Collections is a separate topic and covered in its entirety here. This requires you to understand how to collect as first party vs third party. Plus, you also need to understand reading out Miranda rights (mini Miranda as well)

Create a billing cheat sheet

  1. List of payers 
    1. including Medicare, Medicaid, Blue Cross Blue Shield by state, Cigna, Aetna, United HealthCare, Tricare etc)
    2. include all contact information such as claims address, website, and provider information phone numbers.
  2. List of insurance verification websites + credentials
  3. Timely filing deadlines for each payer (e.g)
    1. Medicare – within 1 yr
    2. UHC – depends on agreement
    3. Cigna – in-network (90 days),  Out-of-network – 180 days
    4. Aetna – 90 days
  4. List of payers requiring verification and prior auth, list process of prior auth for each payer, list all services (codes) for each payer that needs prior authorization
  5. Billing limits per service per payer – maintain the frequency allowed for specific services or procedures by payer. Include the number of procedures allowed and the process for billing multiple procedures (there are some gotchas for each specialty)

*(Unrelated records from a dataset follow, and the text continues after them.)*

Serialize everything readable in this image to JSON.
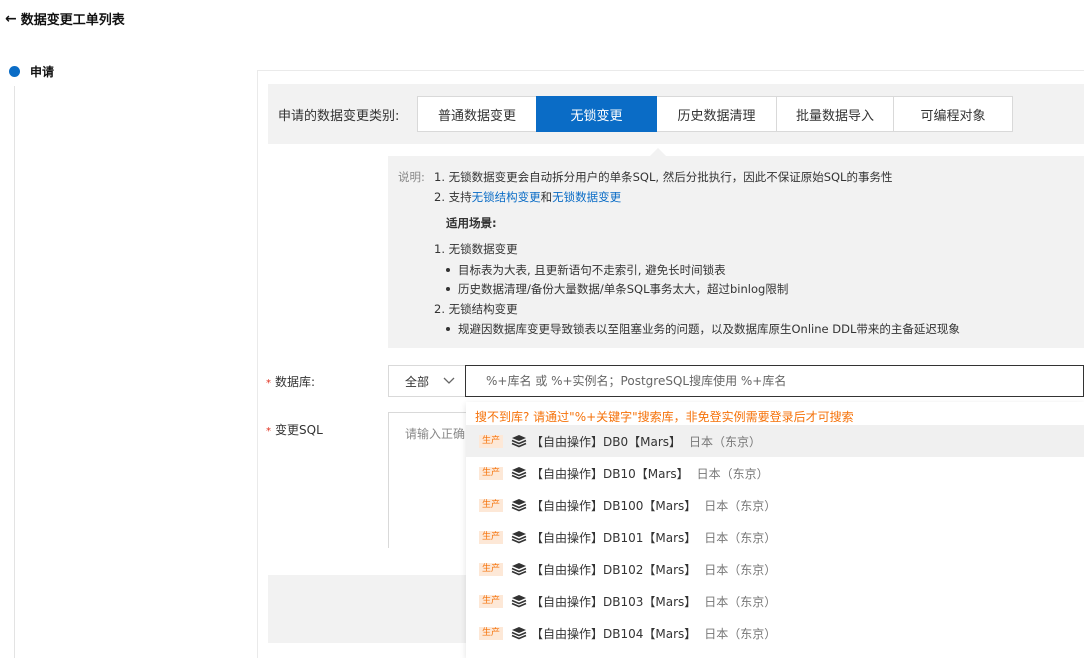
{
  "header": {
    "back_icon": "left-arrow-icon",
    "title": "数据变更工单列表"
  },
  "steps": [
    {
      "label": "申请"
    }
  ],
  "type_selector": {
    "label": "申请的数据变更类别:",
    "tabs": [
      {
        "label": "普通数据变更",
        "active": false
      },
      {
        "label": "无锁变更",
        "active": true
      },
      {
        "label": "历史数据清理",
        "active": false
      },
      {
        "label": "批量数据导入",
        "active": false
      },
      {
        "label": "可编程对象",
        "active": false
      }
    ]
  },
  "description": {
    "prefix": "说明:",
    "line1": "1. 无锁数据变更会自动拆分用户的单条SQL, 然后分批执行，因此不保证原始SQL的事务性",
    "line2_prefix": "2. 支持",
    "line2_link1": "无锁结构变更",
    "line2_mid": "和",
    "line2_link2": "无锁数据变更",
    "scenarios_title": "适用场景:",
    "s1_title": "1. 无锁数据变更",
    "s1_b1": "目标表为大表, 且更新语句不走索引, 避免长时间锁表",
    "s1_b2": "历史数据清理/备份大量数据/单条SQL事务太大，超过binlog限制",
    "s2_title": "2. 无锁结构变更",
    "s2_b1": "规避因数据库变更导致锁表以至阻塞业务的问题，以及数据库原生Online DDL带来的主备延迟现象"
  },
  "database_field": {
    "required_mark": "*",
    "label": "数据库:",
    "scope_value": "全部",
    "search_placeholder": "%+库名 或 %+实例名；PostgreSQL搜库使用 %+库名"
  },
  "sql_field": {
    "required_mark": "*",
    "label": "变更SQL",
    "placeholder": "请输入正确"
  },
  "dropdown": {
    "hint": "搜不到库? 请通过\"%+关键字\"搜索库，非免登实例需要登录后才可搜索",
    "items": [
      {
        "tag": "生产",
        "name": "【自由操作】DB0【Mars】",
        "region": "日本（东京）"
      },
      {
        "tag": "生产",
        "name": "【自由操作】DB10【Mars】",
        "region": "日本（东京）"
      },
      {
        "tag": "生产",
        "name": "【自由操作】DB100【Mars】",
        "region": "日本（东京）"
      },
      {
        "tag": "生产",
        "name": "【自由操作】DB101【Mars】",
        "region": "日本（东京）"
      },
      {
        "tag": "生产",
        "name": "【自由操作】DB102【Mars】",
        "region": "日本（东京）"
      },
      {
        "tag": "生产",
        "name": "【自由操作】DB103【Mars】",
        "region": "日本（东京）"
      },
      {
        "tag": "生产",
        "name": "【自由操作】DB104【Mars】",
        "region": "日本（东京）"
      }
    ]
  },
  "colors": {
    "accent": "#0a6cc6",
    "warning": "#f5720a",
    "required": "#e0301e"
  }
}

  6. Billing methods – make sure all your payers accept electronic claims (otherwise it is a laborious and painful)
  7. Payment timings – most payers are required to pay within 30 days, but if there are any payers that do NOT pay within 30 days of filing, note it in this cheat sheet.
  8. Denials / no responses – Identify and notate the appeals process required for each payer. Keep the timely filing deadline for each payer.